Hoy, un día de diciembre del
año 2010, me encuentro en una situación completamente diferente. Ya no más autos roncadores. Ahora prefiero el silencio. He descubierto
que me gusta estar acompañada de música, y si es sinfónica, mejor. He empezado
a apreciar la ópera y eso sí: jamás he dejado de leer. Mi biblioteca ya no tiene espacio donde
colocar más libros y estoy pensando seriamente en transformar una pared de mi
sala en otra biblioteca. Y es que soy una señora de sesenta años cumplidos —muchos
dicen que no los aparento, pero son todos míos—, que requiere de un deporte más
apacible que andar en un Mustang cortando el viento. Viejo amor que se fue hace años y no está más conmigo. Tampoco hoy está conmigo mi querido Henry. Se fue. Hay quienes piensan que a un lugar
donde se van todos los buenos, los valientes, los héroes… porque Henry era un
héroe, literalmente. Tenía una medalla
de plata otorgada por el mismísimo ejército de los Estados Unidos de América, y
no por haber combatido en la guerra de Vietnam, en la del Golfo o la de
Irak. No, señor. Fue porque combatió
contra los nazis en la II Guerra
Mundial, la más conocida, y glamorosa de las guerras, si se pudiera acuñar ese
término. O como dijera cierto personaje
que no quisiera nombrar: «La madre de todas las guerras».
¿Amor verdadero? ¡Claro que
conozco el amor verdadero! Lo siento en la sangre que corre por mis venas, en
los recuerdos que apabullan mi mente, recuerdos de todos estos años vividos a
plenitud al lado de un personaje de novela, y también cada vez que me siento a
escribir y la emoción me lleva por derroteros que nunca sé adónde me
conducirán, como cuando empecé a escribir esto.
Creí que sería una tesis acerca de lo que significa el término «amor
verdadero», y miren ustedes, ha resultado en un maremágnum de diferentes
intensidades, como la música de Chopín, con su pequeño recortadito como si
indicase alguna duda, para luego darse a fondo.
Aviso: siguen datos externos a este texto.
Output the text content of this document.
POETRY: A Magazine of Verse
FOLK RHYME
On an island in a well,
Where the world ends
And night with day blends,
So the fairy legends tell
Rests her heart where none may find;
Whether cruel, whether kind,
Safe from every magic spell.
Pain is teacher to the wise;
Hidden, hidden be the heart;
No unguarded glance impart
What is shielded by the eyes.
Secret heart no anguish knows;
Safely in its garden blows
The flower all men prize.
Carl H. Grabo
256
Con todo.
Un amigo me dijo que debía
dedicar a Henry una entrada especial en el blog, pues era un personaje
literario. Creo que tenía razón. Pero sucede que cuando se trata de
situaciones personales, es como cuando se es médico, no se puede operar a un
familiar cercano, menos si se trata del marido. Solo puedo decir que mientras
mis dedos recorrían las teclas con la cadencia armoniosa que me acompaña cuando
las ideas fluyen sin esfuerzo, esa idea fue recomponiéndose en mi mente y esta
entrada la dedico a mi inolvidable Henry, el Waldek Grodek que algunos de
ustedes han conocido por mi novela La búsqueda, y otros porque lo conocieron a
él. El de la sonrisa fácil, el Waldek de
la mirada que nunca perdió ingenuidad ni en el último día de su vida.
Él siempre tenía una pregunta en los labios: ¿por qué yo? Y creo que era la pregunta que había en sus ojos la última vez que lo vi. Pero esta vez su interrogante no me hizo sonreír. Supe que esta vez tenía razón: ¿Por qué él?
Él siempre tenía una pregunta en los labios: ¿por qué yo? Y creo que era la pregunta que había en sus ojos la última vez que lo vi. Pero esta vez su interrogante no me hizo sonreír. Supe que esta vez tenía razón: ¿Por qué él?
De ahora en adelante ya no más de aquella sonrisa, ni de sus miradas
ingenuas, de su asombro de niño, ni de su amada compañía. Muy atrás quedaron los escapes a la playa en el Mustang conducido por Henry a la velocidad del viento... Ya no más.
Adiós, Henry, Waldek, adiós
amor mío… hasta que nos volvamos a encontrar.